Camp Discovery App from the Center for Autism & Related Disorders

By: Lisa Valerio
The Camp Discovery App, developed by the Center for Autism and Related Disorders (CARD) focuses on establishing the core foundation and very basics skills in understanding one-to-one correlation and receptive language. The app is voice narrated, allowing children as young as two and pre-readers to benefit from the app. Camp Discovery provides a personalized learning experience for each user, based on parental settings as well as a regularly-updated preference assessment for rewards. The app also includes fun mini games which can be a break from learning or used to reward completing levels.
My son is autistic, and I am very familiar with Applied Behavior Analysis (ABA), which is a standard treatment for autism spectrum disorders. I was glad to see all aspects of ABA teachings developed throughout the app. My son has been a master at identical matching for years but continues to have difficulties in sorting similar or like items, so I had him spend some time with this app over the past few weeks, and I am impressed with how far he has come in using this app for matching  and sorting items that are not identical.
However, there are a few things that could make this app even more motivating and flexible for the parent or therapist working with a child:
  • Have the preference assessment tool be an option or that can be set-up once for your child and leave it on that setting.
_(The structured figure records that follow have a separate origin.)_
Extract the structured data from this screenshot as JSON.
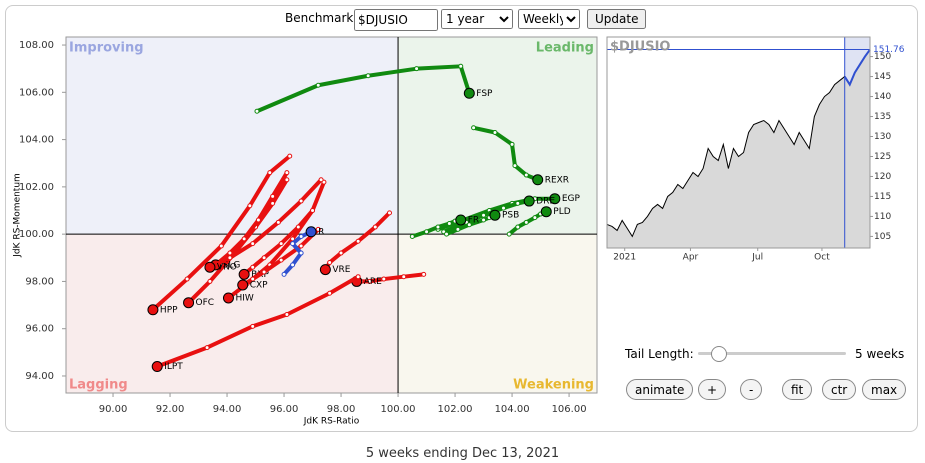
{
  "controls": {
    "benchmark_label": "Benchmark:",
    "benchmark": "$DJUSIO",
    "period": "1 year",
    "frequency": "Weekly",
    "update": "Update",
    "tail_label": "Tail Length:",
    "tail_length": 5,
    "tail_text": "5 weeks",
    "buttons": [
      "animate",
      "+",
      "-",
      "fit",
      "ctr",
      "max"
    ]
  },
  "chart_data": [
    {
      "type": "rrg",
      "x_label": "JdK RS-Ratio",
      "y_label": "JdK RS-Momentum",
      "quadrants": {
        "improving": "Improving",
        "leading": "Leading",
        "lagging": "Lagging",
        "weakening": "Weakening"
      },
      "center": [
        100,
        100
      ],
      "xlim": [
        88.35,
        106.98
      ],
      "ylim": [
        93.28,
        108.34
      ],
      "xticks": [
        {
          "value": 90,
          "label": "90.00"
        },
        {
          "value": 92,
          "label": "92.00"
        },
        {
          "value": 94,
          "label": "94.00"
        },
        {
          "value": 96,
          "label": "96.00"
        },
        {
          "value": 98,
          "label": "98.00"
        },
        {
          "value": 100,
          "label": "100.00"
        },
        {
          "value": 102,
          "label": "102.00"
        },
        {
          "value": 104,
          "label": "104.00"
        },
        {
          "value": 106,
          "label": "106.00"
        }
      ],
      "yticks": [
        {
          "value": 94,
          "label": "94.00"
        },
        {
          "value": 96,
          "label": "96.00"
        },
        {
          "value": 98,
          "label": "98.00"
        },
        {
          "value": 100,
          "label": "100.00"
        },
        {
          "value": 102,
          "label": "102.00"
        },
        {
          "value": 104,
          "label": "104.00"
        },
        {
          "value": 106,
          "label": "106.00"
        },
        {
          "value": 108,
          "label": "108.00"
        }
      ],
      "series": [
        {
          "name": "FSP",
          "color": "#108a10",
          "x": [
            95.05,
            97.2,
            98.95,
            100.65,
            102.2,
            102.5
          ],
          "values": [
            105.2,
            106.3,
            106.7,
            107.0,
            107.1,
            105.96
          ]
        },
        {
          "name": "REXR",
          "color": "#108a10",
          "x": [
            102.65,
            103.4,
            104.0,
            104.1,
            104.5,
            104.9
          ],
          "values": [
            104.5,
            104.3,
            103.8,
            102.9,
            102.5,
            102.3
          ]
        },
        {
          "name": "EGP",
          "color": "#108a10",
          "x": [
            101.4,
            102.3,
            103.2,
            104.0,
            104.8,
            105.5
          ],
          "values": [
            100.2,
            100.6,
            101.0,
            101.3,
            101.5,
            101.5
          ]
        },
        {
          "name": "DRE",
          "color": "#108a10",
          "x": [
            101.6,
            102.4,
            103.0,
            103.7,
            104.2,
            104.6
          ],
          "values": [
            100.1,
            100.5,
            100.8,
            101.1,
            101.3,
            101.4
          ]
        },
        {
          "name": "PLD",
          "color": "#108a10",
          "x": [
            103.9,
            104.2,
            104.5,
            104.8,
            105.0,
            105.2
          ],
          "values": [
            100.0,
            100.3,
            100.5,
            100.7,
            100.85,
            100.95
          ]
        },
        {
          "name": "PSB",
          "color": "#108a10",
          "x": [
            101.7,
            102.1,
            102.5,
            103.0,
            103.2,
            103.4
          ],
          "values": [
            100.0,
            100.2,
            100.4,
            100.6,
            100.7,
            100.8
          ]
        },
        {
          "name": "FR",
          "color": "#108a10",
          "x": [
            100.5,
            101.0,
            101.4,
            101.8,
            102.0,
            102.2
          ],
          "values": [
            99.9,
            100.1,
            100.3,
            100.45,
            100.55,
            100.6
          ]
        },
        {
          "name": "VRE",
          "color": "#e81010",
          "x": [
            99.7,
            99.2,
            98.6,
            98.0,
            97.6,
            97.45
          ],
          "values": [
            100.9,
            100.3,
            99.7,
            99.2,
            98.8,
            98.5
          ]
        },
        {
          "name": "ARE",
          "color": "#e81010",
          "x": [
            100.9,
            100.2,
            99.5,
            99.0,
            98.7,
            98.55
          ],
          "values": [
            98.3,
            98.2,
            98.1,
            98.0,
            98.0,
            98.0
          ]
        },
        {
          "name": "ILPT",
          "color": "#e81010",
          "x": [
            98.6,
            97.6,
            96.1,
            94.9,
            93.3,
            91.55
          ],
          "values": [
            98.2,
            97.5,
            96.6,
            96.1,
            95.2,
            94.4
          ]
        },
        {
          "name": "HPP",
          "color": "#e81010",
          "x": [
            96.2,
            95.5,
            94.8,
            93.8,
            92.6,
            91.4
          ],
          "values": [
            103.3,
            102.6,
            101.2,
            99.5,
            98.1,
            96.8
          ]
        },
        {
          "name": "OFC",
          "color": "#e81010",
          "x": [
            96.1,
            95.6,
            95.0,
            94.2,
            93.4,
            92.65
          ],
          "values": [
            102.3,
            101.3,
            100.3,
            99.1,
            98.0,
            97.1
          ]
        },
        {
          "name": "HIW",
          "color": "#e81010",
          "x": [
            97.4,
            97.0,
            96.3,
            95.5,
            94.7,
            94.05
          ],
          "values": [
            102.2,
            101.0,
            99.8,
            98.7,
            97.9,
            97.3
          ]
        },
        {
          "name": "SLG",
          "color": "#e81010",
          "x": [
            96.1,
            95.6,
            95.1,
            94.6,
            94.1,
            93.6
          ],
          "values": [
            102.6,
            101.6,
            100.6,
            99.8,
            99.2,
            98.7
          ]
        },
        {
          "name": "VNO",
          "color": "#e81010",
          "x": [
            97.3,
            96.6,
            95.8,
            94.9,
            94.1,
            93.4
          ],
          "values": [
            102.3,
            101.4,
            100.5,
            99.6,
            99.0,
            98.6
          ]
        },
        {
          "name": "BXP",
          "color": "#e81010",
          "x": [
            97.0,
            96.5,
            95.9,
            95.3,
            94.9,
            94.6
          ],
          "values": [
            101.0,
            100.3,
            99.6,
            99.0,
            98.6,
            98.3
          ]
        },
        {
          "name": "CXP",
          "color": "#e81010",
          "x": [
            97.2,
            96.6,
            95.9,
            95.3,
            94.9,
            94.55
          ],
          "values": [
            100.2,
            99.5,
            98.9,
            98.4,
            98.1,
            97.85
          ]
        },
        {
          "name": "R",
          "color": "#3050d0",
          "x": [
            96.0,
            96.3,
            96.6,
            96.3,
            96.6,
            96.95
          ],
          "values": [
            98.3,
            98.7,
            99.2,
            99.6,
            99.9,
            100.1
          ]
        }
      ]
    },
    {
      "type": "line",
      "title": "$DJUSIO",
      "color": "#000000",
      "highlight_color": "#3050d0",
      "xlim": [
        0,
        52
      ],
      "ylim": [
        102.1,
        154.9
      ],
      "xticks": [
        {
          "value": 3.5,
          "label": "2021"
        },
        {
          "value": 16.5,
          "label": "Apr"
        },
        {
          "value": 29.8,
          "label": "Jul"
        },
        {
          "value": 42.5,
          "label": "Oct"
        }
      ],
      "yticks": [
        105,
        110,
        115,
        120,
        125,
        130,
        135,
        140,
        145,
        150
      ],
      "values": [
        108,
        107.5,
        106.5,
        109,
        107,
        105,
        108,
        108.5,
        110,
        112,
        113,
        112,
        115,
        116,
        118,
        117,
        119,
        121,
        120,
        122,
        127,
        125,
        124,
        128,
        122,
        127,
        125,
        126,
        131,
        133,
        133.5,
        134,
        133,
        131,
        134,
        132,
        130,
        128,
        131,
        129,
        127,
        135,
        138,
        140,
        141,
        143,
        144,
        145,
        143,
        146,
        148,
        150,
        151.76
      ]
    }
  ],
  "footer": "5 weeks ending Dec 13, 2021"
}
It is frustarting to have to hit the objects 10-12 times or just sit there for a minute (if you ignore the preference assessment) before the game will start.
  • Have the option to remove the timer. Some kids on the autistic spectrum take time to respond, and if a parent or therapist is working with the child they could prompt if necessary.
  • In the settings, allow a child skip over the one-to-one relationship and go directly to field of three for matching, sorting, etc.
  • In the matching section of the app, state what has been matched in order to help build receptive language. E.g., once the child has matched the grass to grass, have the app say “grass” and then “you matched the grass – great work!”

Lisa Valerio is an autism resource & insurance advocate, iPad champion for children with learning differences.